When he was back in Europe again in May 1888, his longing to return again to the country kept inflaming in his heart. Europe to him seemed not suited to his definition of a worthy life. He would rather prefer to offer his life for his fellow Filipinos than stay there forever to lead a pleasurable life (ibid., Part 2, p. 373).
By 1891, he found Europe already becoming burdensome to him (ibid., p. 416). He would totally desert it to breathe in a new environment. He returned to the Philippines for the second time in June 1892 to realize his dreams for her.
Rizal’s love for the motherland meant absolute independence for the country, and for the people: honor and dignity, freedoms and righteousness, education and enlightenment, virtues and character, labor and industry, enrichment of their customs and traditions, studies of their rich history, and devotion to sciences and advancement.
It meant paying back all his debts of gratitude to her because in the natural landscapes and beauties of her tropical paradise, he first felt the strength of the sun and the touch of its rays.
It meant his parents, brother, sisters, relatives, and friends who gave him the love that he needed, the learning that he sought, the care when he was sick, the sympathy when he was in pains, and the laughter when he was in good times.
It meant staying in his country of origin (or going back to her if he was abroad), where he would work at the prime of his life, reminisce at old age, and wait to die because in her earth his ancestors were quietly reposed.

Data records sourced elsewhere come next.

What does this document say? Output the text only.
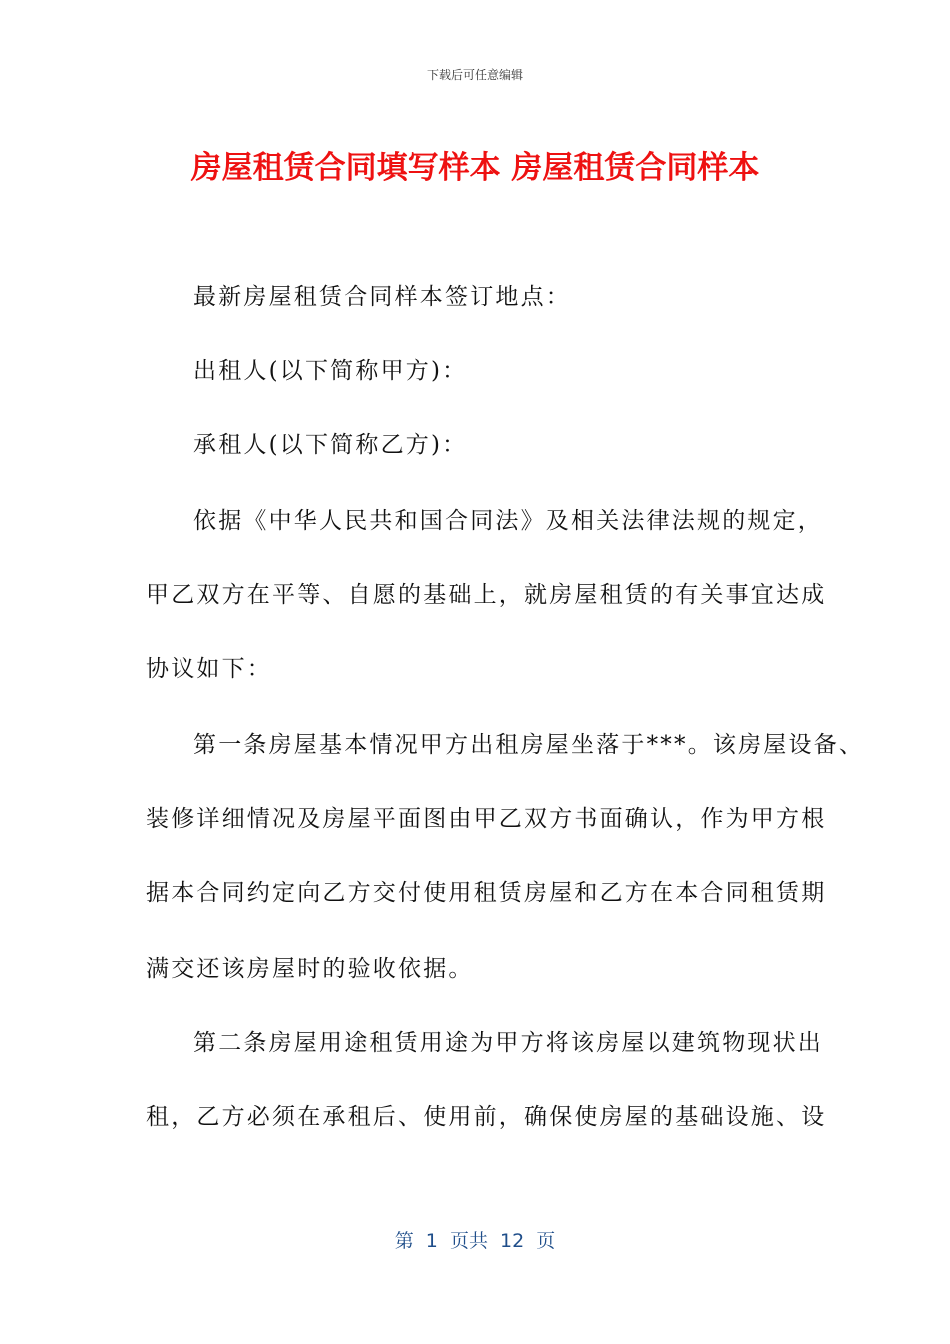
下载后可任意编辑
房屋租赁合同填写样本 房屋租赁合同样本
最新房屋租赁合同样本签订地点：
出租人(以下简称甲方)：
承租人(以下简称乙方)：
依据《中华人民共和国合同法》及相关法律法规的规定，
甲乙双方在平等、自愿的基础上，就房屋租赁的有关事宜达成
协议如下：
第一条房屋基本情况甲方出租房屋坐落于***。该房屋设备、
装修详细情况及房屋平面图由甲乙双方书面确认，作为甲方根
据本合同约定向乙方交付使用租赁房屋和乙方在本合同租赁期
满交还该房屋时的验收依据。
第二条房屋用途租赁用途为甲方将该房屋以建筑物现状出
租，乙方必须在承租后、使用前，确保使房屋的基础设施、设
第  1  页共  12  页
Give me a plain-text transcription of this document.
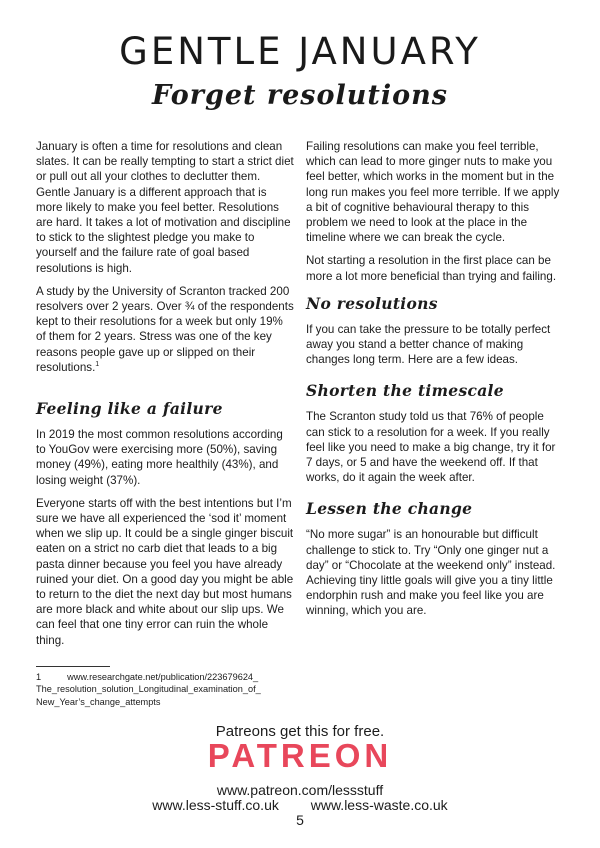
GENTLE JANUARY
Forget resolutions

January is often a time for resolutions and clean slates. It can be really tempting to start a strict diet or pull out all your clothes to declutter them. Gentle January is a different approach that is more likely to make you feel better. Resolutions are hard. It takes a lot of motivation and discipline to stick to the slightest pledge you make to yourself and the failure rate of goal based resolutions is high.

A study by the University of Scranton tracked 200 resolvers over 2 years. Over ¾ of the respondents kept to their resolutions for a week but only 19% of them for 2 years. Stress was one of the key reasons people gave up or slipped on their resolutions.$^1$

Feeling like a failure

In 2019 the most common resolutions according to YouGov were exercising more (50%), saving money (49%), eating more healthily (43%), and losing weight (37%).

Everyone starts off with the best intentions but I’m sure we have all experienced the ‘sod it’ moment when we slip up. It could be a single ginger biscuit eaten on a strict no carb diet that leads to a big pasta dinner because you feel you have already ruined your diet. On a good day you might be able to return to the diet the next day but most humans are more black and white about our slip ups. We can feel that one tiny error can ruin the whole thing.

1	www.researchgate.net/publication/223679624_ The_resolution_solution_Longitudinal_examination_of_ New_Year’s_change_attempts

Failing resolutions can make you feel terrible, which can lead to more ginger nuts to make you feel better, which works in the moment but in the long run makes you feel more terrible. If we apply a bit of cognitive behavioural therapy to this problem we need to look at the place in the timeline where we can break the cycle.

Not starting a resolution in the first place can be more a lot more beneficial than trying and failing.

No resolutions

If you can take the pressure to be totally perfect away you stand a better chance of making changes long term. Here are a few ideas.

Shorten the timescale

The Scranton study told us that 76% of people can stick to a resolution for a week. If you really feel like you need to make a big change, try it for 7 days, or 5 and have the weekend off. If that works, do it again the week after.

Lessen the change

“No more sugar” is an honourable but difficult challenge to stick to. Try “Only one ginger nut a day” or “Chocolate at the weekend only” instead. Achieving tiny little goals will give you a tiny little endorphin rush and make you feel like you are winning, which you are.

Patreons get this for free.
PATREON
www.patreon.com/lessstuff
www.less-stuff.co.uk www.less-waste.co.uk
5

It meant a strong preference for universal peace because it suggested that if one loved his country, he must not injure other nations. Knowing that there would be hatred and retaliation against his beloved motherland once he injured others, he would refrain from doing it if he truly loved her.
Rizal’s love for the motherland meant knowing and cherishing who he was, where he came from, and what he could offer to her. He performed them all with his mind, heart, and spirit.
Lucky is a nation whose people love her because those people are proud of her and have beliefs in their own ability, her leaders prioritize the common good, there is no brain drain as most of those people do not abandon her but pour their talents for her (not for others), there is no financial outflow because her capitalists invest their wealth primarily for her (not for others), and constructive corrections of social defects are applied.
That was what Rizal did. He always thought of his native land, worked for her, cared for her, always returned to her, and even died for her. Although there is no longer a need to die in fighting for the country nowadays, there is at all times the need to work and care for her.